I was twenty-one when I landed my first modeling contract. My agent, Joni, was mother-like because she was protective; she insisted on poise. Hold your chin up.
My agent after that wasn’t exactly mother-like, but she guided my career as far as we could take it. She also set an example for me to follow later as a solo mother.
In strip clubs, various women came in and set up house in the locker room; we tipped them for their shoulder-to-cry-on, their food, their sewing skills and perfume.
In college, Renee Ruderman was like a mother to me. Before Anne Lamont, she taught me every first attempt was a shitty first draft, that it was necessary. Writing was messy. She tried to warn me, but I earned my MFA anyway and believed I’d make a living in academia. Still, her dedication to poetry, the process, tireless, instilled in me.
When teaching didn’t provide a livable salary and health insurance, my former boss Christi did. She wasn’t old enough to be my mother, but she provided an alternate path to follow professionally, and she used to give me her old clothes. I still wear her suede jacket.
My best friend, Judy, isn’t old enough to be my mother, more like an older sister to me. Know what I’ve learned from her? Laughter. Resilience. You should see her smile.
Roxane Gay isn’t old enough to be my mother either, but I refer to her as my “fairy godmother.” She’s making my wish come true.
When I was twenty-one, I went looking for my biological mother. What I found wasn’t what I wanted. You’re not my mother. Last year, she killed herself with meth. I hadn’t spoke to her in nine years. I learned from a stranger on Facebook she was dead. What was I supposed to do? She put drugs before everything. I was three when she left. To this day I can’t recall a feeling of loss. My mother’s gone. Still, I walked around with a metaphorical gunshot wound. It’s a hole a collective of women fill.
Jennifer, Ethel, Shanna, Brenda, Nikki, Pam, Antonia, Milcah, Emily, Heather, LaBecca. Thank you.

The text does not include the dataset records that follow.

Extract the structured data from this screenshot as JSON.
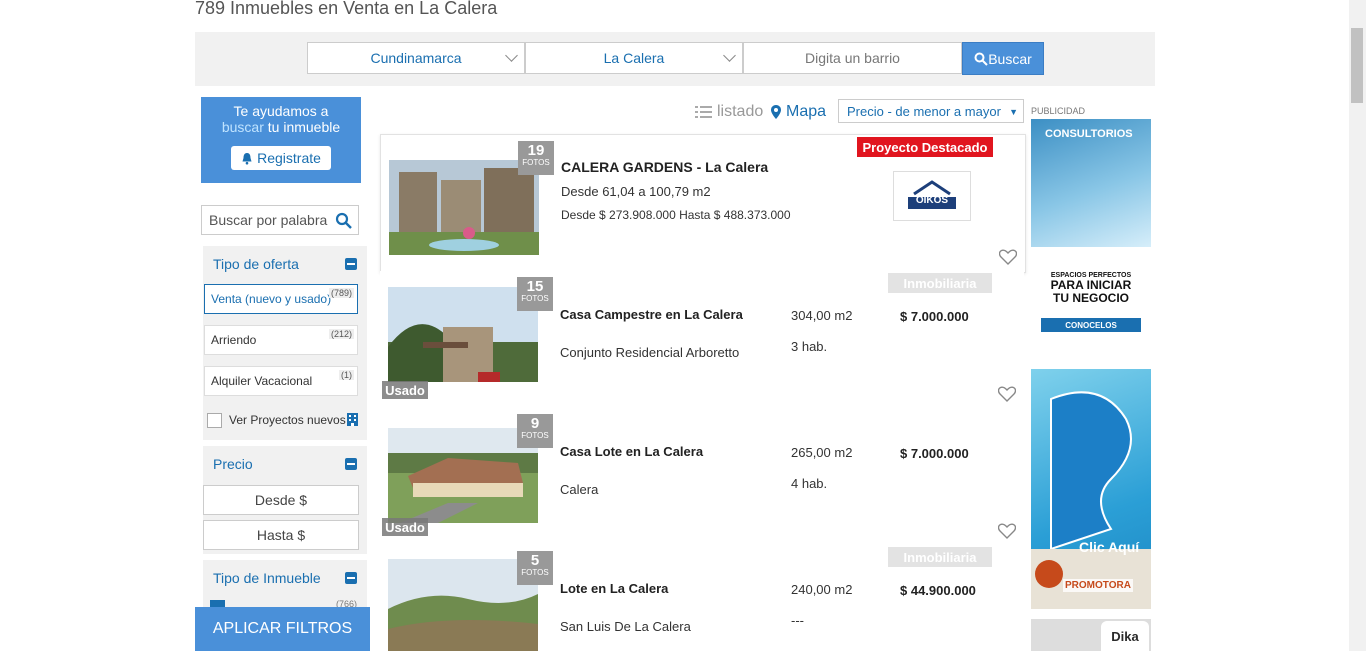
{
  "page_title": "789 Inmuebles en Venta en La Calera",
  "search": {
    "department": "Cundinamarca",
    "city": "La Calera",
    "barrio_placeholder": "Digita un barrio",
    "button": "Buscar"
  },
  "help_box": {
    "line1": "Te ayudamos a",
    "accent": "buscar",
    "rest": " tu inmueble",
    "register": "Registrate"
  },
  "keyword_search": {
    "placeholder": "Buscar por palabra"
  },
  "filters": {
    "offer": {
      "title": "Tipo de oferta",
      "options": [
        {
          "label": "Venta (nuevo y usado)",
          "count": "(789)"
        },
        {
          "label": "Arriendo",
          "count": "(212)"
        },
        {
          "label": "Alquiler Vacacional",
          "count": "(1)"
        }
      ],
      "new_projects": "Ver Proyectos nuevos"
    },
    "price": {
      "title": "Precio",
      "from": "Desde $",
      "to": "Hasta $"
    },
    "property_type": {
      "title": "Tipo de Inmueble",
      "count": "(766)"
    }
  },
  "apply_button": "APLICAR FILTROS",
  "views": {
    "list": "listado",
    "map": "Mapa"
  },
  "sort": "Precio - de menor a mayor",
  "ads": {
    "label": "PUBLICIDAD",
    "ad1": "CONSULTORIOS",
    "ad2_l1": "ESPACIOS PERFECTOS",
    "ad2_l2": "PARA INICIAR",
    "ad2_l3": "TU NEGOCIO",
    "ad2_cta": "CONOCELOS",
    "ad3_cta": "Clic Aquí",
    "ad3_brand": "PROMOTORA",
    "ad4": "Dika"
  },
  "listings": [
    {
      "photos": "19",
      "photos_label": "FOTOS",
      "title": "CALERA GARDENS - La Calera",
      "area": "Desde 61,04 a 100,79 m2",
      "price": "Desde $ 273.908.000 Hasta $ 488.373.000",
      "tag": "Proyecto Destacado",
      "logo": "OIKOS"
    },
    {
      "photos": "15",
      "photos_label": "FOTOS",
      "title": "Casa Campestre en La Calera",
      "location": "Conjunto Residencial Arboretto",
      "area": "304,00 m2",
      "rooms": "3 hab.",
      "price": "$ 7.000.000",
      "tag": "Inmobiliaria",
      "condition": "Usado"
    },
    {
      "photos": "9",
      "photos_label": "FOTOS",
      "title": "Casa Lote en La Calera",
      "location": "Calera",
      "area": "265,00 m2",
      "rooms": "4 hab.",
      "price": "$ 7.000.000",
      "condition": "Usado"
    },
    {
      "photos": "5",
      "photos_label": "FOTOS",
      "title": "Lote en La Calera",
      "location": "San Luis De La Calera",
      "area": "240,00 m2",
      "rooms": "---",
      "price": "$ 44.900.000",
      "tag": "Inmobiliaria"
    }
  ]
}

Yesterday on Facebook, I linked the Literary Arts page in which The Chronology of Water by Lidia Yuknavitch is listed as a finalist for the Oregon Book Award for Creative Non-Fiction. In the comment bar I wrote, “Lidia Yuknavitch must win . . . or I’ll chew my arm off.”
I wasn’t thinking about it but remembered. My son and I watched a movie, Soul Surfer, about a young woman who lost her arm. A shark bit her arm off. She was a surfer who had to learn to surf again minus an arm. My son said, “If I had to lose a limb, and could chose, I’d want to lose a leg, not an arm.” My son’s reason was he couldn’t draw as well with one arm. How would he be an architect, a graphic illustrator, an artist with one arm? That was his reasoning. So I imagined myself here typing missing an arm.

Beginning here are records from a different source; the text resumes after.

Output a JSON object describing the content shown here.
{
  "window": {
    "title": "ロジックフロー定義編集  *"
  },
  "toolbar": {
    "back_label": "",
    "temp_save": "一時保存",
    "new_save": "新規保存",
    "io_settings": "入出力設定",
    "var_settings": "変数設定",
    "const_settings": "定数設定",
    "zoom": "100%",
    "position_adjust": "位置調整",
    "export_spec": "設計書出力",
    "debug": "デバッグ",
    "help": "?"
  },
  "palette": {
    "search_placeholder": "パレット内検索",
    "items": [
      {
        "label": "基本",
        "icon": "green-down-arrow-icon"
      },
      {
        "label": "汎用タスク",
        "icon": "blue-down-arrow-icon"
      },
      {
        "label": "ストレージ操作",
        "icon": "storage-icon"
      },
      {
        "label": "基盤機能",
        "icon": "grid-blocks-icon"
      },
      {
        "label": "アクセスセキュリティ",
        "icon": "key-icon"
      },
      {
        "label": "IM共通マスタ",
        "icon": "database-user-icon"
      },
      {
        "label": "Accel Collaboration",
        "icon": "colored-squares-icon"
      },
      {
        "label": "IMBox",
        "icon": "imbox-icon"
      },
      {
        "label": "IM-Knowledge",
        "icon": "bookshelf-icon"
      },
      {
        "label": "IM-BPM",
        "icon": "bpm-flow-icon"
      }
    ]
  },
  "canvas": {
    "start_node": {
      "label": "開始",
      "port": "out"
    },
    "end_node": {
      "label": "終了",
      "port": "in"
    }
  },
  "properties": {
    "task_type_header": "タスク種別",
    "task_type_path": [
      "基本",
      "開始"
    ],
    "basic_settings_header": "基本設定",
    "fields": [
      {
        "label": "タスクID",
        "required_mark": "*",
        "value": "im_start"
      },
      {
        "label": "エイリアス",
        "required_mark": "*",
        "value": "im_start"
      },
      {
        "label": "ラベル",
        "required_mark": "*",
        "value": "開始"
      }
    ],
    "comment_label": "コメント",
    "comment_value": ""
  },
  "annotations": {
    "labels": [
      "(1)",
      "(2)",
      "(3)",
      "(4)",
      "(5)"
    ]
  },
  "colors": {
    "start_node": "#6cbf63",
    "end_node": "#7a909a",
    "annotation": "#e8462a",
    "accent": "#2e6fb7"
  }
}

Lidia Yuknavitch is a metaphorical arm.
Women writers give other women permission to write. They tell us, write. Urge us, write. Show us how to do it. The Chronology of Water empowered me the same way it empowered thousands of women writers. Lidia Yuknavitch loves women. We know that. We’ve responded. We’ve joined the conversation. Carry on.
Last week, I wrote a letter to Marie Calloway. A week later, Antonia Crane wrote her own letter to Marie. Then another woman contacted me and said she was writing a letter too. It’s as big as women can take it. The conversation, I mean, the writing. Echoes. Ripples. Butterfly effect.
Marie is a catalyst. I think that’s something. Here’s something too. Marie Calloway isn’t her real name. She could be anyone, right? Universal?
Last week, a young woman responded to my letter to Marie Calloway. She addressed it to me with a “Dear . . . ” and incorporated my first line. “I’m no angel either.” Essentially, she threw it at me, the whole letter. Told me to stuff it. My sense is she wasn’t just speaking for herself. We never are. That same young woman referred to me as the “Mama Hen of the Indi-Lit Blogosphere.” Or maybe it was plural. I’m one in a hen house full of mama hens cluck-cluck-clucking.
Not a compliment, but I’ll keep it. Her letter, I mean.